Auch andere Bereiche wie Logistik, IT-Dienstleistungen oder das Finanz- und Rechnungswesen werden vermehrt von externen Dienstleistungsunternehmen übernommen.

 

Vorteile Outsourcing

Die deutlichsten Vorteile sind wie erwähnt, die Sicherung der Servicequalität sowie die Kostenoptimierung.
Da die Call Center Mitarbeiter professionell geschult sind, steigert sich automatisch der professionelle Eindruck des Unternehmens. Knapp 64 Prozent der Verbraucher sind der Meinung, dass der Kundenservice sehr wichtig ist. Durch einen guten Service ergibt sich ebenso eine positive Nachhaltigkeit in Bezug auf die Geschäftsbeziehungen einer Unternehmung.
Natürlich kosten die Dienstleistungen eines Call Centers auch Geld. Diese variieren je nach Leistungsart und –umfang. Bei einer guten Auftragslage bzw. einem gesunden erwirtschafteten Gewinn, decken sich diese Ausgaben in der Regel.
Ein weiterer, entscheidender Vorteil ergibt sich dadurch, dass die Contact Center rund um die Uhr, 365 Tage im Jahr, besetzt sind. Somit ergibt sich eine ständige Erreichbarkeit für die Kunden eines Unternehmens, um Kontakt aufzunehmen. Der Auftraggeber wird im Anschluss per Email, Fax, SMS über das Kundenanliegen informiert.

Die richtige Wahl

Outsourcing über ein Call Center zu betreiben, muss gut durchdacht sein. Die Wahl des passenden Anbieters ist von mehreren Faktoren abhängig. Zuverlässigkeit sowie entsprechende Servicequalität sind als Grundvoraussetzung anzusehen. Es gibt Dienstleister, die sich auf bestimmte Bereiche bzw. Branchen spezialisieren, dies erleichtert ebenfalls die Selektion des richtigen Anbieters. Auch ist es wichtig, eine ständige Kontrolle über die outgesourcten Bereiche zu haben. Die Call Center verfügen zwar über eine eigene Controlling-Abteilung, jedoch weiß ein Unternehmen immer noch selbst am besten, ob der definierte Qualitätsstandard eingehalten wird.

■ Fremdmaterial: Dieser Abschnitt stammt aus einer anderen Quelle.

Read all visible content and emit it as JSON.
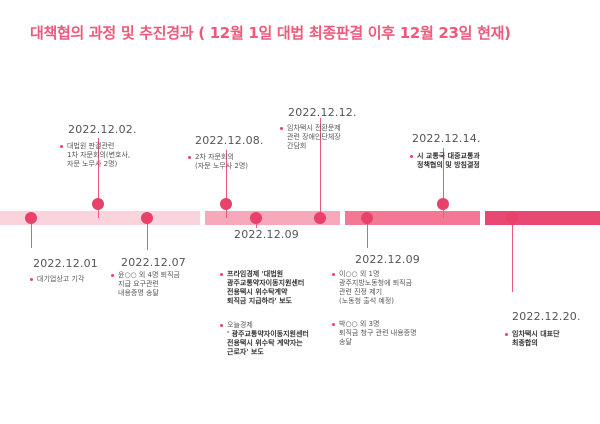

Outsourcing kann bei sinnvoller Ausgliederung der richtigen Geschäftsprozesse sowie der Wahl des passenden Anbieters als Segen für die eigene Unternehmung angesehen werden. Vor allem die Übernahme von alltäglichen Büroaufgaben durch Dialogmanagement-Betriebe erfreut sich einer immer höheren Beliebtheit.